Pars Today - L'ex Primo Ministro del regime sionista, ammettendo che Stati Uniti e Israele sono giunti a un vicolo cieco nella recente aggressione contro l'Iran, ha avvertito che la prosecuzione della guerra potrebbe trascinare Tel Aviv verso una «fase di sconfitta strategica».

L'ex Primo Ministro del regime sionista Ehud Barak, in una controversa intervista all'emittente televisiva israeliana Canale 13, ha attaccato le modalità di esecuzione dell'aggressione americano-israeliana contro l'Iran. Le sue ammissioni hanno avuto vasta risonanza nei media sionisti, scatenando un'ondata di rabbia e critiche a Tel Aviv.

Riferendosi alla situazione sul campo, Barak ha avvertito che Israele è entrato in una fase descritta come un «cambio di rotta», un passaggio che rischia di sfociare in una «sconfitta strategica» per Tel Aviv e Washington.

Definendo «impossibile» l'apertura dello Stretto di Hormuz, ha dichiarato: «Non mentiteci fino a questo punto: non possiamo aprire lo Stretto di Hormuz e non possiamo distruggere il potenziale nucleare e missilistico degli iraniani».

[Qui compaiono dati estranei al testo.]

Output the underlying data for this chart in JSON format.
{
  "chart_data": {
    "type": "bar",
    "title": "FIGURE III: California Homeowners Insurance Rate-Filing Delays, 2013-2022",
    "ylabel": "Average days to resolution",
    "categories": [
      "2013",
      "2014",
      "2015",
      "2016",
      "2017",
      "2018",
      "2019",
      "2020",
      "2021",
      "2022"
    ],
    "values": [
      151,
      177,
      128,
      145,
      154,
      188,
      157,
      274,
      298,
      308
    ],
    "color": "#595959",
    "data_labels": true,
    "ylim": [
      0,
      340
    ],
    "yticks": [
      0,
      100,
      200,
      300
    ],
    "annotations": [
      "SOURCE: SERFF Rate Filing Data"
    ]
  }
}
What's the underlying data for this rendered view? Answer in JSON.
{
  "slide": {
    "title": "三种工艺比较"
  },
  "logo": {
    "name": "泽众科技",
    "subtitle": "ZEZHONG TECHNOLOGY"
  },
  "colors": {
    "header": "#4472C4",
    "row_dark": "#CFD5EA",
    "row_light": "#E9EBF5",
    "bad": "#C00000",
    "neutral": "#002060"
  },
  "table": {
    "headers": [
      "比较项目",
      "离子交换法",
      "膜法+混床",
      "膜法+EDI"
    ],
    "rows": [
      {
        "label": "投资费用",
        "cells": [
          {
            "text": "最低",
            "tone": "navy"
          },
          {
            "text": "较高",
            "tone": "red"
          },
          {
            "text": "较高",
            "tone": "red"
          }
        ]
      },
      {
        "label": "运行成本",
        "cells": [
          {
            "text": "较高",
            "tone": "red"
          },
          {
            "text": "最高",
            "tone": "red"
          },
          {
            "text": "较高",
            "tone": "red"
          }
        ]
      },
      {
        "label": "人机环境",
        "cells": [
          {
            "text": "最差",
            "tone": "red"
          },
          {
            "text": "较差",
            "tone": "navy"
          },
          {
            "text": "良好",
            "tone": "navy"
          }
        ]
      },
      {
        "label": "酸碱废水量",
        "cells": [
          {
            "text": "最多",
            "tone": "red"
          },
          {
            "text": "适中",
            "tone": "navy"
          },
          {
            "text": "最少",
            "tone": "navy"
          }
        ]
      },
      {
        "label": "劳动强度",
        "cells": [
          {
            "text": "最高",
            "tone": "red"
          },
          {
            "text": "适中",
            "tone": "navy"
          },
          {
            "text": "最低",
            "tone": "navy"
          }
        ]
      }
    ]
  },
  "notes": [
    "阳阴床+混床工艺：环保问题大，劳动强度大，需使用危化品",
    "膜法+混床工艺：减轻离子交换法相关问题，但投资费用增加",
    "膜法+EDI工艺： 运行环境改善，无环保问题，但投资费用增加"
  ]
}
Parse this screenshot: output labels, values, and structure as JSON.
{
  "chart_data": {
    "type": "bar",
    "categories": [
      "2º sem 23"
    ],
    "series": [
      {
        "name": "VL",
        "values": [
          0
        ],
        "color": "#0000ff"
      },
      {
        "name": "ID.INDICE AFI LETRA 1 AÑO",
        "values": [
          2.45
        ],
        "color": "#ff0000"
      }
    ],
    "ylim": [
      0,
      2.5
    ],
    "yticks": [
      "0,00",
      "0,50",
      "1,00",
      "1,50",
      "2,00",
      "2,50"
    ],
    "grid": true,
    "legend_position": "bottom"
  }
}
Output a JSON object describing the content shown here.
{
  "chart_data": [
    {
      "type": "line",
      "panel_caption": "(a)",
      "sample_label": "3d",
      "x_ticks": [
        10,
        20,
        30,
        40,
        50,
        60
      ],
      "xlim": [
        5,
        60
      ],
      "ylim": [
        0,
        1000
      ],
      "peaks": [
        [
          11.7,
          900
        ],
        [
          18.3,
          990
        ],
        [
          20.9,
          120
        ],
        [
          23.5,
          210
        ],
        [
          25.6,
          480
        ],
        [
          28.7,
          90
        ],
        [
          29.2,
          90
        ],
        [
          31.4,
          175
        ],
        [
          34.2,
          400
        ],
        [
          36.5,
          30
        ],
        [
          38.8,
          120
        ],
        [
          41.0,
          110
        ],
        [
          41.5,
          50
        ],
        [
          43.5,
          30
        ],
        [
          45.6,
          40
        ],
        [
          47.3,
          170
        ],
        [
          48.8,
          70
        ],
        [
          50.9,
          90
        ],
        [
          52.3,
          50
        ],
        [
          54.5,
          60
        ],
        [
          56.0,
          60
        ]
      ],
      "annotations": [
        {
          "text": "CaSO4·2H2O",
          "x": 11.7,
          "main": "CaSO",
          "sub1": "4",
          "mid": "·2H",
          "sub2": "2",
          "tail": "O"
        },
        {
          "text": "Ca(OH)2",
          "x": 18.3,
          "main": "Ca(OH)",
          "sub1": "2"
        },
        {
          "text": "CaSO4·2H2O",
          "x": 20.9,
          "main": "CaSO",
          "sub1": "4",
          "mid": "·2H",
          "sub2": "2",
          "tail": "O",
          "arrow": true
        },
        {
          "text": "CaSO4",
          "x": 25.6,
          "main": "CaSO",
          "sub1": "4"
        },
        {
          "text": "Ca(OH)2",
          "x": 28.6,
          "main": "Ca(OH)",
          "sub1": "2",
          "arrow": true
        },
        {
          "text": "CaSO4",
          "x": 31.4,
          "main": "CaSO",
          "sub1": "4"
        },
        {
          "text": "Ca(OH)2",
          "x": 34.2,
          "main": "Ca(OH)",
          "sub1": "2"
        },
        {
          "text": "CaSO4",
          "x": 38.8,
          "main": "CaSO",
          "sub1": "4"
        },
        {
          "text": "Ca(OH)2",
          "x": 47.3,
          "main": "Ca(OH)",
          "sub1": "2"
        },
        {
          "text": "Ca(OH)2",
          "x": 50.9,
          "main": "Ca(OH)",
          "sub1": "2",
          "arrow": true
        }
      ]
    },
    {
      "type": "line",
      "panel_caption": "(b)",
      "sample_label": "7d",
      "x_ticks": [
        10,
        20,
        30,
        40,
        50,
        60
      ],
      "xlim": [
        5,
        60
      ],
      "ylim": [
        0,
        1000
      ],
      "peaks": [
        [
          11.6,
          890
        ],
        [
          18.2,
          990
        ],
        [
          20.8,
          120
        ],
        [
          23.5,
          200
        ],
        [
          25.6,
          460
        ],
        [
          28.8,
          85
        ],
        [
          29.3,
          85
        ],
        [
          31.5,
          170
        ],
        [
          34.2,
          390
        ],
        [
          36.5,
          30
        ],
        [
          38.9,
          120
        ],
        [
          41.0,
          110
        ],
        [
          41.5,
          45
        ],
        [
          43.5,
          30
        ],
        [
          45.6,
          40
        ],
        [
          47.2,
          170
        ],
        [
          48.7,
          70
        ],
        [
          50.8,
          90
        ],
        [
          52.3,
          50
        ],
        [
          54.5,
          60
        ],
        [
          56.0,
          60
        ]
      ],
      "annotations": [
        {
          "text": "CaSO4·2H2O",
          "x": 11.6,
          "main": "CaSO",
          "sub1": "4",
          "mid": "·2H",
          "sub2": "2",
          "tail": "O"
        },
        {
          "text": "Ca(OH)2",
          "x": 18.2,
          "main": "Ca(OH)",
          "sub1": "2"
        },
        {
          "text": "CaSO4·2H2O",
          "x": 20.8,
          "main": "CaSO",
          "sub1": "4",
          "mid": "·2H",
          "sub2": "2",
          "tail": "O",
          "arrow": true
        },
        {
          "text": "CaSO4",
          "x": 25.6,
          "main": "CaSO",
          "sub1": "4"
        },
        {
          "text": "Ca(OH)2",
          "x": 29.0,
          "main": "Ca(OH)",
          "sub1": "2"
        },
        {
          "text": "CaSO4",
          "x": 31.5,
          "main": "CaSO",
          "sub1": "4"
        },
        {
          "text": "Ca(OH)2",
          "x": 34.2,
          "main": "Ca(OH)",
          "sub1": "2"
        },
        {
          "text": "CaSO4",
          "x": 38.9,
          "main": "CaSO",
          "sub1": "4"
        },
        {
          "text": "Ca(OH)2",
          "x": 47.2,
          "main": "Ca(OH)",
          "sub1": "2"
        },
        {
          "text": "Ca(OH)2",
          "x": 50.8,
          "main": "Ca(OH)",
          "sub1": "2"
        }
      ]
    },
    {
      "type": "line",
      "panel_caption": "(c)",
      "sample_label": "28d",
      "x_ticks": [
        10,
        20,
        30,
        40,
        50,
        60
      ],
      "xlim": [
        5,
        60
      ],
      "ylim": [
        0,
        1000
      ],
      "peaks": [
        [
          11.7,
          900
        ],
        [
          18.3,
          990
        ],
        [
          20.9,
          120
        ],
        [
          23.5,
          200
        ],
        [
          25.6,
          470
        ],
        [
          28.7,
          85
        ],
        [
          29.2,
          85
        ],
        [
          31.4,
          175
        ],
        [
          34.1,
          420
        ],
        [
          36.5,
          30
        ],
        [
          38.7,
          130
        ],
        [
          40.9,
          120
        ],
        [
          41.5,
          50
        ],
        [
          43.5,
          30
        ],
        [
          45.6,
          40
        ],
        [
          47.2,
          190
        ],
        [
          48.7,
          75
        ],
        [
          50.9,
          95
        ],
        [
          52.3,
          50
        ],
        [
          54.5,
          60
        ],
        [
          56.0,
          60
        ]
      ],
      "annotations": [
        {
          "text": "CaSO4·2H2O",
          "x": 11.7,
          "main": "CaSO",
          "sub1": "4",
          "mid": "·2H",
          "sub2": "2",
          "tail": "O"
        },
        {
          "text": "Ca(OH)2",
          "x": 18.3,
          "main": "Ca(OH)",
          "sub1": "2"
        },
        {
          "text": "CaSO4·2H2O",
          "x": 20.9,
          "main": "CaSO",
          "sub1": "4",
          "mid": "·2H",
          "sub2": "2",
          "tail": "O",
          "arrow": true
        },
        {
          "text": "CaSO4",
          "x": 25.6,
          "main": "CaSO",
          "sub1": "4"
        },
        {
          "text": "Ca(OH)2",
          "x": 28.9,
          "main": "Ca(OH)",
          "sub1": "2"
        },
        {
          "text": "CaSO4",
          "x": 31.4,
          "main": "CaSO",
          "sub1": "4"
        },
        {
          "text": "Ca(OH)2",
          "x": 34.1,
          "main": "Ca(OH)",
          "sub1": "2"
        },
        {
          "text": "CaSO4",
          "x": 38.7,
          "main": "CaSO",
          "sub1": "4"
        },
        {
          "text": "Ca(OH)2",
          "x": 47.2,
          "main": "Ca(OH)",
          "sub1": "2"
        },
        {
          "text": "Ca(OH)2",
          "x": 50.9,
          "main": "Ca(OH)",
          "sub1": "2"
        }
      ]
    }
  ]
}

Sottolineando i fallimenti di Stati Uniti e Israele nei conflitti dell'ultimo mezzo secolo, l'esponente sionista ha aggiunto: «Siamo entrati in una fase di transizione e mutamento. Se non sapremo come uscirne, si arriverà a negoziati con condizioni peggiori di prima, o addirittura alla sconfitta».

L'ex Primo Ministro del regime sionista ha inoltre affermato che la strategia offensiva e difensiva dell'Iran è stata sistematicamente ignorata nelle valutazioni israeliane, sottolineando che questa negligenza può avere conseguenze pesanti per Tel Aviv.

L'intervista di Barak a Canale 13 ha generato rapide polemiche nei media israeliani. L'emittente sionista Canale 7 ha scritto che «i sostenitori dell'Iran hanno accolto con favore questa intervista». Diversi analisti israeliani hanno avvertito che le parole di Barak trasmettono al mondo «un messaggio contro la capacità decisionale di Israele».

Il video dell'intervista, tradotto in arabo e inglese, ha registrato un'ampia diffusione sui social network, provocando la rabbia dei sionisti.

Il fronte interno dei territori occupati è quotidianamente teatro di massicce manifestazioni contro Netanyahu, contestato per l'aggressione e il proseguimento della guerra con l'Iran. I manifestanti denunciano il vuoto delle promesse del premier su una «vittoria rapida» e rimarcano che nemmeno i sistemi di difesa aerea sono riusciti a garantire la loro sicurezza.